Song by J. J. Cale

from the album 5
- Length: 2:15
- Label: Island · MCA
- Songwriter: J. J. Cale
- Producer: J. J. Cale · Audie Ashworth

= Don't Cry Sister =

"Don't Cry Sister" is a song written and first recorded by American folk and bluegrass guitarist J. J. Cale for his 1979 studio album 5. The original version of the tune of two minute and fifteen seconds duration is written in the musical key of C minor. It gained new success in 2006, when Eric Clapton recorded the song with Cale.
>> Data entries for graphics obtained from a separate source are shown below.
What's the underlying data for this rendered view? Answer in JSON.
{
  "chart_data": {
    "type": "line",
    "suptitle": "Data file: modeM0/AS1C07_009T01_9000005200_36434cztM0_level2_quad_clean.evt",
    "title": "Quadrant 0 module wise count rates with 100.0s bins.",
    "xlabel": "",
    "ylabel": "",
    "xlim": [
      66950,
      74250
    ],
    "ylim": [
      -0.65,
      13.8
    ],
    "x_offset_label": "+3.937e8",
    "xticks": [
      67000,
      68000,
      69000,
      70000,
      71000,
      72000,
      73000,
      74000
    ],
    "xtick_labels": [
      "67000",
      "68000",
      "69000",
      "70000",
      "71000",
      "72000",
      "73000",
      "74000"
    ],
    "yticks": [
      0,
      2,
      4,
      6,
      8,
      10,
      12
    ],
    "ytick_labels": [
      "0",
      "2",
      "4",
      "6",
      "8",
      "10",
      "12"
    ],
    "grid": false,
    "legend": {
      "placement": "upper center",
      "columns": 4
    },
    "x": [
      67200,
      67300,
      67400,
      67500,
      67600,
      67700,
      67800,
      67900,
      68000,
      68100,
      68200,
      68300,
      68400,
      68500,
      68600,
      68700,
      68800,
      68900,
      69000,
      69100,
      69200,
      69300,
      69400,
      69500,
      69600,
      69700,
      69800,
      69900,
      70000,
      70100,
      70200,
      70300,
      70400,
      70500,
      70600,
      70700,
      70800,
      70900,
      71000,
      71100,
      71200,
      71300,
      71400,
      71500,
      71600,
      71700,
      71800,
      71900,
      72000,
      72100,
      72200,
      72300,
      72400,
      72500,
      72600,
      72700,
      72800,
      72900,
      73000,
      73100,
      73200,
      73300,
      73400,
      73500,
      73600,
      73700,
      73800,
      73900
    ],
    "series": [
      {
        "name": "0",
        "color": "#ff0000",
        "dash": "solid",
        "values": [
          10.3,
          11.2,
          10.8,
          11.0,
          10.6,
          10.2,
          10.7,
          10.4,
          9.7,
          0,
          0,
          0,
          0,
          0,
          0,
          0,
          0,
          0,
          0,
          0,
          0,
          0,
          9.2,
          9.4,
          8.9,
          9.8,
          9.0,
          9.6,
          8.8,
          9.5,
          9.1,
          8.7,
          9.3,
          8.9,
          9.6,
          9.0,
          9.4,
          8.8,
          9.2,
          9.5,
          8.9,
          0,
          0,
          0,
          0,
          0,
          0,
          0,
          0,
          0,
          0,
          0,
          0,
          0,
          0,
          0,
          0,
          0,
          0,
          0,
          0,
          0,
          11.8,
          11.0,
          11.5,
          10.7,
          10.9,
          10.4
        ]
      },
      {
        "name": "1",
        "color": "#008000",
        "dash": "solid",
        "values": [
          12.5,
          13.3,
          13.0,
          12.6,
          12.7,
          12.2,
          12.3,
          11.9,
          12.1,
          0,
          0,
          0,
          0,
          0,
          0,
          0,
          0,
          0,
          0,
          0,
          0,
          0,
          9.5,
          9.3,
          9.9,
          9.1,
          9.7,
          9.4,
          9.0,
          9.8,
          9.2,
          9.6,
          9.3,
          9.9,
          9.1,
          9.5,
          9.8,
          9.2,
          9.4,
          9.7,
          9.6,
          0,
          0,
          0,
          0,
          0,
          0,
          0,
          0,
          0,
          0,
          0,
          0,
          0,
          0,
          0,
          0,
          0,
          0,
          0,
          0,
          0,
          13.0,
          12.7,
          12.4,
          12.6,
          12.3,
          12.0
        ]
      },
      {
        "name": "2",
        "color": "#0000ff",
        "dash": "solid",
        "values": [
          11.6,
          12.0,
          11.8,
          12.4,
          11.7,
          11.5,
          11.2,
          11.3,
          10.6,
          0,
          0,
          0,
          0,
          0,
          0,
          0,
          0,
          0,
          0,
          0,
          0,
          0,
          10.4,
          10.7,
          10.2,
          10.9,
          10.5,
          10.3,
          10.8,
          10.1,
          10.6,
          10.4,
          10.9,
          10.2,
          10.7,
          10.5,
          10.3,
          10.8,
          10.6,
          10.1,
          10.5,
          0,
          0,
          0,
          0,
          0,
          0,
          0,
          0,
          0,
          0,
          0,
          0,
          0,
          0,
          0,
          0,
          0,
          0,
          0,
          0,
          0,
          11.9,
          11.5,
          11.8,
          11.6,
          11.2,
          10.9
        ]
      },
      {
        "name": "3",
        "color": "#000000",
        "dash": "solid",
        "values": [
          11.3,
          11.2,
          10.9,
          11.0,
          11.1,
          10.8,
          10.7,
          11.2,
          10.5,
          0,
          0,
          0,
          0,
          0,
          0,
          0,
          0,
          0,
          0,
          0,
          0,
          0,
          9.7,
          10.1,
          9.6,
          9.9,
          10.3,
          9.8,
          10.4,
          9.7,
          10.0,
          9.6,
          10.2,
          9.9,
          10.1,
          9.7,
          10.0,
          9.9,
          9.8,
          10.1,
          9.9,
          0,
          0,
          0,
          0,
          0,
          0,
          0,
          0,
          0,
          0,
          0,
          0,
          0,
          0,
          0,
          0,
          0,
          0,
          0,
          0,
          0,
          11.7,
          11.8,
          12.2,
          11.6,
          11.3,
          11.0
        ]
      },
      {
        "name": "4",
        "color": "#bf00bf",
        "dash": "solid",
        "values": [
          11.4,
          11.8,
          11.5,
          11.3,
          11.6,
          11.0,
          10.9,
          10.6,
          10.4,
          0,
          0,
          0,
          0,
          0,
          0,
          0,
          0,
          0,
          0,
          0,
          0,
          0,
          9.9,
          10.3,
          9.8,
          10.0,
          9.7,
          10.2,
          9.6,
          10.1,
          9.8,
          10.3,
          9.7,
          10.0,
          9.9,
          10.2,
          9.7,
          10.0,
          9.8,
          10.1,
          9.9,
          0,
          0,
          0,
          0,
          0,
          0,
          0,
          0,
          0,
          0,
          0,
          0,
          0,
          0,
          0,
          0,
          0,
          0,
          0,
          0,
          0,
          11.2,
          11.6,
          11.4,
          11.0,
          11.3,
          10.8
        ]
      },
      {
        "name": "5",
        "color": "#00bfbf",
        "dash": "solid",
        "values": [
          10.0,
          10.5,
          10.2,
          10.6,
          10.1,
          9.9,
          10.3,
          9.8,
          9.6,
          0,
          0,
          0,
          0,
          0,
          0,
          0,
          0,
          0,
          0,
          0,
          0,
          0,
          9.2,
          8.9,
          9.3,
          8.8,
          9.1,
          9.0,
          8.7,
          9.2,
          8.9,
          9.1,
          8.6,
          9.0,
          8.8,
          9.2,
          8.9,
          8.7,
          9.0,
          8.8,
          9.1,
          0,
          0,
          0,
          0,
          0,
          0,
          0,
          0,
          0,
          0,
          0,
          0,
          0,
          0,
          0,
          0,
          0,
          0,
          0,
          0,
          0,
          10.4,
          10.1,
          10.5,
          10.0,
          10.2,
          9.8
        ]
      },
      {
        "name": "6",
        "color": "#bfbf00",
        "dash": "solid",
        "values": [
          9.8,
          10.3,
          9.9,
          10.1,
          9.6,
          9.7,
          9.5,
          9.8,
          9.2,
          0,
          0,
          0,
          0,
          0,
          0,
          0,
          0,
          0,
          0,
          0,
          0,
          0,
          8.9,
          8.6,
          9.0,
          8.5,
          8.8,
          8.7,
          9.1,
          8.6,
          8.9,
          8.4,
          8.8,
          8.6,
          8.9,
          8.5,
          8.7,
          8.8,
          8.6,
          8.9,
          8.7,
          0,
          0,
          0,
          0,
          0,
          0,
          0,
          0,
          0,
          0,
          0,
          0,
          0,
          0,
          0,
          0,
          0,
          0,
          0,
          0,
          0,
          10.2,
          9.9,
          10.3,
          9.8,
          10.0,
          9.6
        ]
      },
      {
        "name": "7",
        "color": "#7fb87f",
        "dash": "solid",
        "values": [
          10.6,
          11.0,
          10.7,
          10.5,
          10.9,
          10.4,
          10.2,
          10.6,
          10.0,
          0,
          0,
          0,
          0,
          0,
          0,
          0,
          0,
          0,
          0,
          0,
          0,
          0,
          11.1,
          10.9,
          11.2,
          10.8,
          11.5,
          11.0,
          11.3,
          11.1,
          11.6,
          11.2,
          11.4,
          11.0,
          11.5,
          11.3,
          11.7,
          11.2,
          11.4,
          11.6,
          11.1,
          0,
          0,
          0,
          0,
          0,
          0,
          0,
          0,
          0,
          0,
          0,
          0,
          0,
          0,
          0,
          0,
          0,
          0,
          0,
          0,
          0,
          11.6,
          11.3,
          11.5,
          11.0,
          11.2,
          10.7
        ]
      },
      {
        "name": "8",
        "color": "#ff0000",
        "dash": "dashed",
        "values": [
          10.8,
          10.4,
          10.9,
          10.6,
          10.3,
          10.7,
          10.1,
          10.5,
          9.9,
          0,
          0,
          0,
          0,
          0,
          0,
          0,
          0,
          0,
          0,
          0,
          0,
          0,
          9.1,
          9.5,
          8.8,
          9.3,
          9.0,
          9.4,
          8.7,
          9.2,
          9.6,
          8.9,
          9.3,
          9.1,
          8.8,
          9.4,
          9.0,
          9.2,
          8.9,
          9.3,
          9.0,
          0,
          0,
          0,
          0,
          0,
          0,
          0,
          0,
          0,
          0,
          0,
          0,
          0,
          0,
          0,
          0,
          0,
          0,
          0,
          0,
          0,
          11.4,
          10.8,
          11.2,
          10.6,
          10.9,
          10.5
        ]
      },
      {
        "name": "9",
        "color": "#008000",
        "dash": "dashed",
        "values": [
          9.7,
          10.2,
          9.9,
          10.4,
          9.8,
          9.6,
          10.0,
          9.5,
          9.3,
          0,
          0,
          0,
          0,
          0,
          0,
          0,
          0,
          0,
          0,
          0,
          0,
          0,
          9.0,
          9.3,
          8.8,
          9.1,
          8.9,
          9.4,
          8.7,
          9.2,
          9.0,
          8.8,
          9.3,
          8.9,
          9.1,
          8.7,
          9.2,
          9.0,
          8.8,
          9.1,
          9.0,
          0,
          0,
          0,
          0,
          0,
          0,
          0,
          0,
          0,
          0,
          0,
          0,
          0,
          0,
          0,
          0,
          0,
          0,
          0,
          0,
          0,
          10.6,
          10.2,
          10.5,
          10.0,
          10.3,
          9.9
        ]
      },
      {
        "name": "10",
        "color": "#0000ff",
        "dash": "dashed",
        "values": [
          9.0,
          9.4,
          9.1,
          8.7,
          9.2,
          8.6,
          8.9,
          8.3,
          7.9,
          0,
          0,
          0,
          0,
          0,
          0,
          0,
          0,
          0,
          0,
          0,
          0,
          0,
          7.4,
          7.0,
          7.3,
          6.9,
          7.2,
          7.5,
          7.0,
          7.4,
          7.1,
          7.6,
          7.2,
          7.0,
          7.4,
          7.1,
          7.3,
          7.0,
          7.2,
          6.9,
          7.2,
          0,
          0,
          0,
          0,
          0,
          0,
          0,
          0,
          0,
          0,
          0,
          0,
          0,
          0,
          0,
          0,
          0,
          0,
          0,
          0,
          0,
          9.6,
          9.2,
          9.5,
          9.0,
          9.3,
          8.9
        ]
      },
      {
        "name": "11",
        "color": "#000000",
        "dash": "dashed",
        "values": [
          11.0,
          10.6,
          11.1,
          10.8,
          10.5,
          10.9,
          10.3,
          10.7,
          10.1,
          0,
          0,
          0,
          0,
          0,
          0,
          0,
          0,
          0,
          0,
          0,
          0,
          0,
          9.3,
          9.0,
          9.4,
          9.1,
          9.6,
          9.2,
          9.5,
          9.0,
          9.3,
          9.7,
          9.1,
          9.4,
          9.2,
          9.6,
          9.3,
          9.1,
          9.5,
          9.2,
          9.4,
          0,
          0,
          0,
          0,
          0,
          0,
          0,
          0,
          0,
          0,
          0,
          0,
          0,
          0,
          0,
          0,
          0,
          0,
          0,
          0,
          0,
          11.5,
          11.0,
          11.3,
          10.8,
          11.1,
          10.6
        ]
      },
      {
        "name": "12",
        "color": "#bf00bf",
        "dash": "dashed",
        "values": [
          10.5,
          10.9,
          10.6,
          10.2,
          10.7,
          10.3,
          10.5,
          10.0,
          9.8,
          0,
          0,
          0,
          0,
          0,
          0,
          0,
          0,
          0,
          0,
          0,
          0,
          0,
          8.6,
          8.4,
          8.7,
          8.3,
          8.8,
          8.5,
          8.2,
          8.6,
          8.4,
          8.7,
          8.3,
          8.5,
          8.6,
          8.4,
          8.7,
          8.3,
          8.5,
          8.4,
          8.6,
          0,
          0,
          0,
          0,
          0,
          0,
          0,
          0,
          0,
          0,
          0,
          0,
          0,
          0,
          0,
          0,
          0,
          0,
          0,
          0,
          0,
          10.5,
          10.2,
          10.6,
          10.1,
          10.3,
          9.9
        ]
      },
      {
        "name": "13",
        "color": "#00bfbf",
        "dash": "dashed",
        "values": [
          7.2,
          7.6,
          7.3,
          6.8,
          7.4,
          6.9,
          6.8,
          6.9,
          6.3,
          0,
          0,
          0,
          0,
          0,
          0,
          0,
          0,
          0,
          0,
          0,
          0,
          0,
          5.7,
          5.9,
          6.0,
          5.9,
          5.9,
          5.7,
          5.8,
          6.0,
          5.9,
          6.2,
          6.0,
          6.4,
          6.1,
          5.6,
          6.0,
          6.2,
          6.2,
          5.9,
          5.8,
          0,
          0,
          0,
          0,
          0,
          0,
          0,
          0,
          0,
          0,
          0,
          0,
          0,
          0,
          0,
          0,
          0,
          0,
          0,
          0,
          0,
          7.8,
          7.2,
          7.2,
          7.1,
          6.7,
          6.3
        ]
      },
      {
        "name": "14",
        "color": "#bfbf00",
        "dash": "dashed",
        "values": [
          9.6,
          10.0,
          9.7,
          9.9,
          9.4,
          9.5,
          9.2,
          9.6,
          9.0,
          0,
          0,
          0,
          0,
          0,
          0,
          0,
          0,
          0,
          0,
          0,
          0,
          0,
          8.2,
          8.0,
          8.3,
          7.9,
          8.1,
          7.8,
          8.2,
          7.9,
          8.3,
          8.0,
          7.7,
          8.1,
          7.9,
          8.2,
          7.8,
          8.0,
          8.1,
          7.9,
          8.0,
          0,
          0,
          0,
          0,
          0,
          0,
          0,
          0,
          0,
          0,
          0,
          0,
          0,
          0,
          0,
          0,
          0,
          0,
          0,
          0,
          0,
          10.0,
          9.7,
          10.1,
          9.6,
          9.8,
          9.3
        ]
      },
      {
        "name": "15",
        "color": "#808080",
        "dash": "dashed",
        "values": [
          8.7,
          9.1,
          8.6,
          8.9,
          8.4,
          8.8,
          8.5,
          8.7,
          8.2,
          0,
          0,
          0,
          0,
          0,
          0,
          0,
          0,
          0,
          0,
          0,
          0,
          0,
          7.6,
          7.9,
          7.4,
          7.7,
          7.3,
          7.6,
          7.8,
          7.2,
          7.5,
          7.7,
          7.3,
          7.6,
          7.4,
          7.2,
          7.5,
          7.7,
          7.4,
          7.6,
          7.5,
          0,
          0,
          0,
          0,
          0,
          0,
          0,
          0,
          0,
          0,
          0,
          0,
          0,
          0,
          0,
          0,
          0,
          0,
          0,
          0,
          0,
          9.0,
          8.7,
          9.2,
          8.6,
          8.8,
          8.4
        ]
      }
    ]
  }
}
From 1984 until 2004, the song appeared on the compilation albums Special Edition (1984, Island), Best of J. J. Cale (1993, Island), Anyway the Wind Blows: The Anthology (1997, Island), The Definitive Collection (1998, Island), Classic J.J. Cale: The Universal Masters Collection (1999, Universal), 20th Century Masters – The Millennium Collection: The Best of J.J. Cale (2002, Universal), Singers And Songwriters: Pure & Simple (2003, Time), and The Ultimate Collection (2004, Universal).

In 2006, Cale recorded the song along with British rock musician Eric Clapton for their collaborative effort The Road to Escondido which went on to become a global Platinum-selling release. While the publications Paste, All About Jazz, and Glide Magazine highly praised the new interpretation of the song, Twisted Ear called the version "terrible". A live version of their recording appeared in 2016 on the album Live in San Diego.

In total, the song was released on over 20 albums.